Local Authority Early Years Entitlement – underspends and overspends

Currently in England all three and four-year-olds are entitled to 15 hours of funded early education for 38 weeks of the year. Eligible three and four-year-olds are entitled to an additional 15 hours per week.

In addition, since April 2024, two-year-old children of working families are also eligible for 15 hours of funded childcare. This will be extended to children from nine months old in September 2024, and by September 2025 the Government estimates 640,000 more children in working families will be entitled to 30 hours of funded childcare.

NDNA has been investigating whether all this money reaches providers since 2020 (looking at the previous year’s budget 2018 – 2019 onwards).

The latest report released in June 2024 looks at how the early years entitlement was spent during 2022-23 in each local authority who responded to our FOI request. Please note that this was prior to the childcare expansion and before the funding rates were boosted in September 2023.

NDNA discovered that £70m was underspent across 104 local authorities with only 12% passing any of this unspent funding to providers. A total of 25 councils reported underspends of more than £1m. Around 50% of those who underspent put their money into council reserves or rolled it on for the following year and a quarter used this money to offset deficits.

Read the full release here

For 2021-22, NDNA discovered £45.8m was not spent on early years places during that year, in addition a net amount of £59.3m went back to the DfE.

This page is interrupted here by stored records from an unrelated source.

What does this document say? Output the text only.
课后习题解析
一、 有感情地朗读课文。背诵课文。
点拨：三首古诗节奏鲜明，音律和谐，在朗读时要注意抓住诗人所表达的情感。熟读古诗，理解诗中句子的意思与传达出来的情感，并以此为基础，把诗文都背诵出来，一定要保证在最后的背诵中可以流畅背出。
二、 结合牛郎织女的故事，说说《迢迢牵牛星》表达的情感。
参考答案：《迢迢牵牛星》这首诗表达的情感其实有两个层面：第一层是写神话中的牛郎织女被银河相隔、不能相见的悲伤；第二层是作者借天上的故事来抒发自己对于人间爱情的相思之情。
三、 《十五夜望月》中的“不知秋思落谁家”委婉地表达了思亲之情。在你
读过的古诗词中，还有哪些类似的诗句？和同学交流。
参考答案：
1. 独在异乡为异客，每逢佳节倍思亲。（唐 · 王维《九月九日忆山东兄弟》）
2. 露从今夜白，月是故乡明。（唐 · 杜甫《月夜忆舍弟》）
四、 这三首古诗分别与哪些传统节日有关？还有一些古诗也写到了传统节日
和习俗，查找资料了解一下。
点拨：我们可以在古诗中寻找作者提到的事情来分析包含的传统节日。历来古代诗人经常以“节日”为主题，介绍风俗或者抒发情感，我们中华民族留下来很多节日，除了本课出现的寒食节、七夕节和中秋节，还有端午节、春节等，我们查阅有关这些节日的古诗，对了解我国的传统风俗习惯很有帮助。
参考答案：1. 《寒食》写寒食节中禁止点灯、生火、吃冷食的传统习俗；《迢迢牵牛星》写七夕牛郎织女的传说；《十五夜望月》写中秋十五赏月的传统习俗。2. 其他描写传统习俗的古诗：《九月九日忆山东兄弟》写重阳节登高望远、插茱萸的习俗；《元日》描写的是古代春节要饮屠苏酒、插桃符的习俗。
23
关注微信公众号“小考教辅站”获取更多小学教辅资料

Read the full press release for 2021-22 where you can download the summary spreadsheets for your region or local authority.

Webinar: Council underspends could you increase your local funding rate

The webinar includes:

  • The latest figures from the NDNA investigations team showing the national picture of how much funding has been left unspent and areas where overspends have happened
  • Information on how you can access data for your local council area
  • Hear from NDNA members who have used this data to get changes in local funding rates and approaches
  • How you can challenge your local authority if they reported underspends and did not use any of this money to support childcare provider.

This webinar was kindly sponsored by Hope.

Further background regarding Early Years Entitlement funding:

Funding for these places is provided by the Department for Education to Local Education Authorities through the Dedicated Schools Grant.

The early years funding for each LEA is set by the DfE using the Early Years National Funding Formula (EYNFF), which provides each council with an hourly rate of funding per child. Budgets are then set based on the expected number of children entitled to access funded childcare through census data. Local authorities must decide how to allocate this funding to early years providers through an hourly ‘base rate’ with additional hourly supplements for local priorities. This could take account of accessibility, Special Educational Needs and Disability (SEND), children from areas of deprivation or the quality of provision all taken from this one hourly rate. LEAs need to show that early years providers receive 95% of the total early years funding, leaving up to 5% that can be retained for central administration of the scheme and other early years priorities for the local council.

From 2019 to 2022, NDNA discovered that large amounts of funding, earmarked for children’s early education and care, was left unspent in LEA schools budgets. Some was reported as being channelled into other areas of education spending. The investigation focused on funding for early entitlement places for three and four-year-olds including the 15 universal hours and the additional 15 hours for eligible children of working parents. This year we looked at funding for 2021/22 in the early years block overall and asked about adjustments made to early years budgets by the Department for Education (DfE).